There are three main aspects of connective tissue health that I like to address with my patients: hydration, collagen crosslinks and inflammation
- Hydration is probably the most obvious of the three. Not only does hydration mean to ensure we are drinking enough water and electrolytes but it refers to movement as a form of hydration. Movement, especially reciprocal patterns, hydrate our fascial tissue by essentially ringing out our fascia like a rag. With every rotation more and more hydration is brought to the tissue. This is where some people will say “motion is lotion” – which is true!
- Crosslinks are the stabilizing backbone of our collagen however not all crosslinks are created equal. There are two forms of crosslinks in the body – enzymatic and non-enzymatic. Or you can say natural ones, and unnatural ones. The unnatural, non-enzymatic cross links are like a kink in a hose and are caused by excess glucose in the body which oxidizes, creating free radicals. I often will tell patients that excess or uncontrolled sugar in the body causes stickiness in the tissue. If we are sticky we cannot move with the same joint mobility.

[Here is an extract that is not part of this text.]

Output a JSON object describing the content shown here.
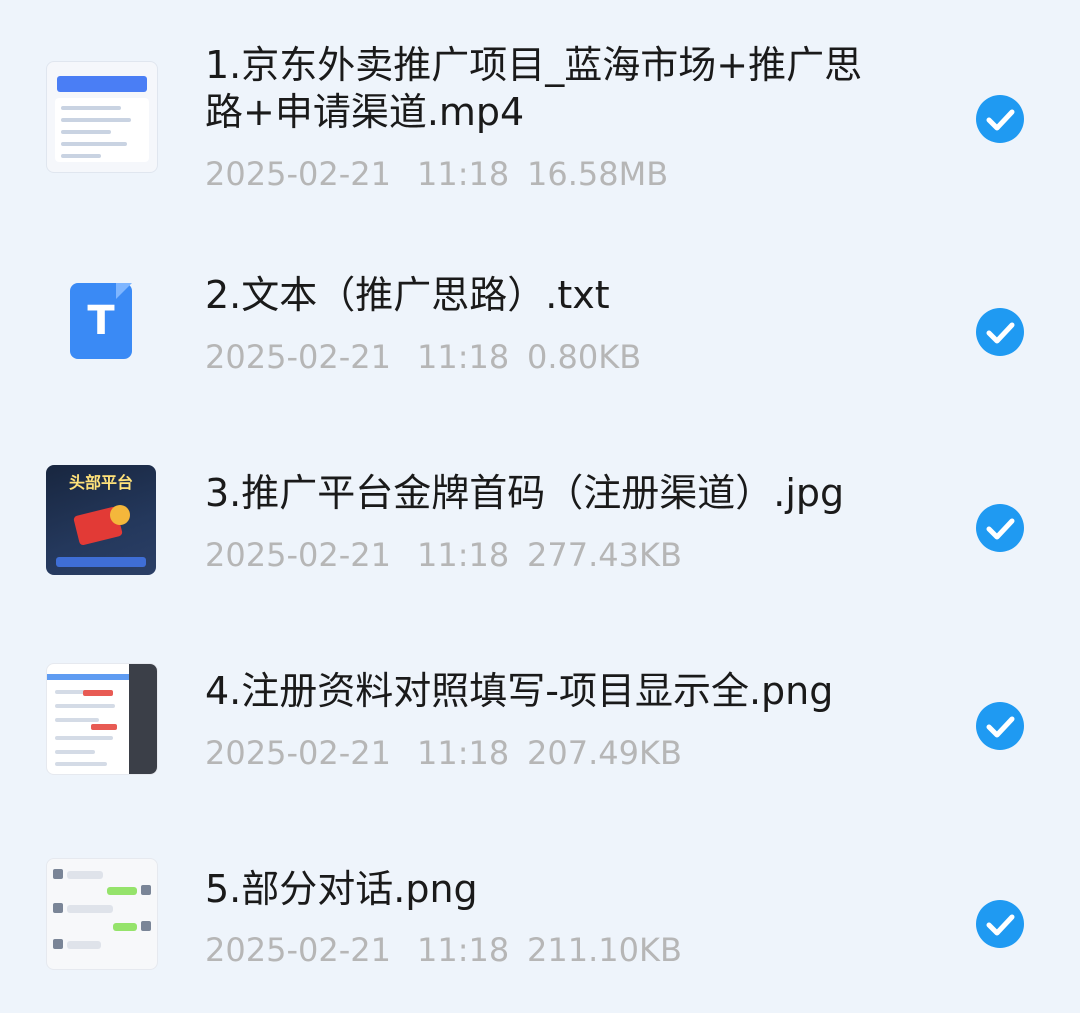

- Inflammation is another form of stickiness. Inflammation from joint stress, arthritis, tendinitis, free radicals, oxidative stress, psychological stress and diet can all cause increased stickiness in our connective tissue. When inflammation is around a joint this stickiness is can cause capsular contractions which takes away our joint range of motion.
From the above you can see how complex walking speed as a vital sign can be. We want to make sure that we are not just collecting data on our patients and then not giving them a solution to correct and improve their score.
A thorough understanding of the exact “why” is important when using walking speed as a vital sign.
Like all vital signs, I take the approach that preventive medicine is the best medicine. This means to start addressing the above influencers of walking speed now, before any changes in gait occur.
Get in the habit of addressing balance, body awareness, joint mobility and fascial health. It is always easier to pre-act than to react when it comes to medicine.